Nous avons vu que les Berbères, en Espagne, n'avaient pas été favorisés lors du partage des terres, bien qu'ils eussent été les véritables conquérants. Il en était résulté chez eux une grande irritation contre les Arabes et, comme ils avaient adopté, de même que leurs frères du Mag'reb, les doctrines kharedjites, la révolte de Meïcera fut saluée chez eux par un seul cri d'enthousiasme, suivi d'une levée de boucliers. L'insurrection, partie de la Galice, devint bientôt générale. Partout les Arabes furent expulsés et durent chercher un refuge dans l'Andalousie. Les Berbères élurent alors un chef, ou _imam_, et divisèrent leurs forces en trois corps qui devaient marcher simultanément sur Tolède, Cordoue et Algésiras. De cette dernière ville, où se trouvait la flotte, on serait allé en Mag'reb chercher des renforts berbères.

Les Arabes étaient peu nombreux en Espagne et tiraient toutes leurs forces des Africains. La situation devenait critique et, dans cette conjoncture, Abd-el-Malek ne vit son salut que dans l'appui de ces Syriens qu'il avait juré de laisser mourir de faim. Il entra de nouveau en pourparlers avec eux et conclut un traité par lequel il fut stipulé que les Syriens lui fourniraient leur aide pour combattre la révolte des Berbères; qu'après l'avoir domptée, ils évacueraient l'Espagne et qu'un certain nombre d'otages, choisis parmi les chefs, seraient gardés dans une île pour assurer l'exécution de ces conventions. De son côté, Baleg exigea que, lorsque ses hommes seraient rapatriés, ils fussent emmenés tous ensemble et déposés dans une contrée d'Afrique soumise à l'autorité arabe.

Les Syriens débarquèrent en Espagne dans le plus triste état et iî fallut d'abord les habiller et leur donner à manger; mais ils furent bientôt refaits et, comme la colonne berbère marchant sur Algésiras était déjà à Médina-Sidonia, ils se portèrent contre elle avec toutes les forces arabes et la mirent en déroute. Ils attaquèrent ensuite celle qui avait Cordoue pour objectif, et lui infligèrent le même sort. La troisième armée berbère assiégeait Tolède depuis près d'un mois; les Syriens la forcèrent à lever le siège de cette ville et, malgré le grand nombre des rebelles, parvinrent encore à en triompher[368].

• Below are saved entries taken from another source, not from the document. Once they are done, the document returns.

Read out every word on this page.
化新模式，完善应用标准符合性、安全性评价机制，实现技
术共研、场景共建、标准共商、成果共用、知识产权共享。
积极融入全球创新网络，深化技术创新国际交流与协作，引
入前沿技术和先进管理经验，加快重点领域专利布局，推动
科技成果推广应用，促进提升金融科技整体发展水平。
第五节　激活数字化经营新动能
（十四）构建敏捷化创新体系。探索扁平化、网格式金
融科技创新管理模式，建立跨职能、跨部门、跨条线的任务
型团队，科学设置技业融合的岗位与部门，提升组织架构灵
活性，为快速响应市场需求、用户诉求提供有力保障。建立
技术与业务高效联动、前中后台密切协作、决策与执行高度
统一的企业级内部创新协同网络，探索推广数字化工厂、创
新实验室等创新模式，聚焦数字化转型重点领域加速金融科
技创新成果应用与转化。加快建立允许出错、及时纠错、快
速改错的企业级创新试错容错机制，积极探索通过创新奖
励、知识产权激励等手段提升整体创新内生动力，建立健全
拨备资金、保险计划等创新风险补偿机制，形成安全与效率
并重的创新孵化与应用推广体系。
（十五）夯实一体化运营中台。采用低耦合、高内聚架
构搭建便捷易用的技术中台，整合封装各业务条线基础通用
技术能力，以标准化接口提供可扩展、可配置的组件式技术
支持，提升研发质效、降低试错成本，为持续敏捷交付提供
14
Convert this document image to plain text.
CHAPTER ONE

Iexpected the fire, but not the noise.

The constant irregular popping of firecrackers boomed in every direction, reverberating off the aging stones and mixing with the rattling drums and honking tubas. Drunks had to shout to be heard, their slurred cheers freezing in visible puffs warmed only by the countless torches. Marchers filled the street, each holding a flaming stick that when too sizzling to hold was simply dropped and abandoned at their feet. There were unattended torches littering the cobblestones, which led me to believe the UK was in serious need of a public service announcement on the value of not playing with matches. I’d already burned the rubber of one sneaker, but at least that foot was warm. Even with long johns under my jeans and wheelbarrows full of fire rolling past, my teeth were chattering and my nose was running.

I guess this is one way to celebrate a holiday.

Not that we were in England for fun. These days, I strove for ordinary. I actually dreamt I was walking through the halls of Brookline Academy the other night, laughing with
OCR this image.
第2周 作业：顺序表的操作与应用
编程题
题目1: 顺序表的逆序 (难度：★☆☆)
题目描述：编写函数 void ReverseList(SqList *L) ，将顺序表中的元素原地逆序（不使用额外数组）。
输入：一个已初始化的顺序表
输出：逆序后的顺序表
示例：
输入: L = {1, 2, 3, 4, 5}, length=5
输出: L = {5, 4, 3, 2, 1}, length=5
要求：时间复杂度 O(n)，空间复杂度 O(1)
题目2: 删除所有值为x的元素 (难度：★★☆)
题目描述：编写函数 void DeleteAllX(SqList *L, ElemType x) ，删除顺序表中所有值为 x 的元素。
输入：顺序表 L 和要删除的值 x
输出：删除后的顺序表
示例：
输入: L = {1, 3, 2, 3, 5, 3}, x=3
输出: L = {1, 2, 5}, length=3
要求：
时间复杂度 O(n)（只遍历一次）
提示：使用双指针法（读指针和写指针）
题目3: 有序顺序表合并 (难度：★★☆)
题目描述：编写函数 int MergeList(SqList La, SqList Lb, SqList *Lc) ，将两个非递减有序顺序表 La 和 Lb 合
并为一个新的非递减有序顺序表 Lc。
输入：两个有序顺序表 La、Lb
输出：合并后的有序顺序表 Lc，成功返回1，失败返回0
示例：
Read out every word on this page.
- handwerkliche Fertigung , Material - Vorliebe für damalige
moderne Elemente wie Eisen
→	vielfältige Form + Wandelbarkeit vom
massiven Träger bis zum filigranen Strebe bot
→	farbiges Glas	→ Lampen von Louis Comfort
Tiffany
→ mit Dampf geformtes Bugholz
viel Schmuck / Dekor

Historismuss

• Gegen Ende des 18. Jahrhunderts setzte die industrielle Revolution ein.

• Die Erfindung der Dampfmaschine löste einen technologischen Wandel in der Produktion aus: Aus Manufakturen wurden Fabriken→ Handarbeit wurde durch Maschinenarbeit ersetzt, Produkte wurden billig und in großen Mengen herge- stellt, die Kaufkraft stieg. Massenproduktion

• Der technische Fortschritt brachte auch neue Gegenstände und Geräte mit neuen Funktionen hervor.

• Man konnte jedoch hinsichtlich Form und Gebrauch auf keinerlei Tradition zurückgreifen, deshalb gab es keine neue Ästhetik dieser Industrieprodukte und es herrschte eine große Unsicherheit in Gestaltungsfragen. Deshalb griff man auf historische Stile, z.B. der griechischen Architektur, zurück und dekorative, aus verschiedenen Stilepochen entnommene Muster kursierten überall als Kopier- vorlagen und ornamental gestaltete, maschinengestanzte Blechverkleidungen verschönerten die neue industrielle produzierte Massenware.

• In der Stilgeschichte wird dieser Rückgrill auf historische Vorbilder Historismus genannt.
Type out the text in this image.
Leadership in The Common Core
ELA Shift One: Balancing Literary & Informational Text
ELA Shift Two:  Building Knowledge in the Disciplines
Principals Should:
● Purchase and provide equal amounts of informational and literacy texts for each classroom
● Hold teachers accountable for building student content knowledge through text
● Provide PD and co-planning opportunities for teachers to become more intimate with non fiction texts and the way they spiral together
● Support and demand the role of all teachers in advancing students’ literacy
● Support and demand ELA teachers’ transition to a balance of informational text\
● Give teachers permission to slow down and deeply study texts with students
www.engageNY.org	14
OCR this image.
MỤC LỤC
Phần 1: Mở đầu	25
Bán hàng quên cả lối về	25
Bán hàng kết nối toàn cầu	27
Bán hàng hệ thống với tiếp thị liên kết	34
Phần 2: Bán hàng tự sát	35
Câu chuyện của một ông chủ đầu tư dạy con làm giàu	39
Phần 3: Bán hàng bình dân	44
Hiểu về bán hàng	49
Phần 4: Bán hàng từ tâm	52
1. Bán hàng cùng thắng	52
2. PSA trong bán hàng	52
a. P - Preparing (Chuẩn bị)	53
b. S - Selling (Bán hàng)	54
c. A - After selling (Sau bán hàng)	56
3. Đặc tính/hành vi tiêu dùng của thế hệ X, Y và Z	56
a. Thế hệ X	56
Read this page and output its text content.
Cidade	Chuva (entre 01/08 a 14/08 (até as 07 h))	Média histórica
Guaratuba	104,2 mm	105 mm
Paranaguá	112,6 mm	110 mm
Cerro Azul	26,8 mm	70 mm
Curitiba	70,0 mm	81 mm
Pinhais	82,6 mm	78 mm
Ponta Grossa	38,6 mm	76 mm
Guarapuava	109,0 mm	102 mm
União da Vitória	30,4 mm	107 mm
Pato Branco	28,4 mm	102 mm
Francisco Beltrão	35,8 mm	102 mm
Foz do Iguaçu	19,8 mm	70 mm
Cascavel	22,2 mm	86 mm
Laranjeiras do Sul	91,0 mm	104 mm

Ainsi la domination arabe en Espagne était sauvée; mais de nouvelles difficultés allaient naître du succès même des Syriens. Baleg, invité par Abd-el-Malek à se retirer, conformément aux clauses du traité, éluda l'exécution de sa promesse; il se sentait maître de la position, était gorgé de butin et ne se souciait nullement de courir de nouveaux hasards. Des contestations s'élevèrent, on s'aigrit, on se menaça de part et d'autre, et enfin Baleg, levant le masque, chassa Abd-el-Malek de son palais et se fit proclamer gouverneur à Cordoue. Les Syriens, méconnaissant la voix de leur chef, se saisirent d'Abd-el-Malek, alors nonagénaire, et lui firent endurer un supplice aussi ignominieux que celui infligé par lui à l'homme qui leur avait envoyé des vivres à Ceuta (742).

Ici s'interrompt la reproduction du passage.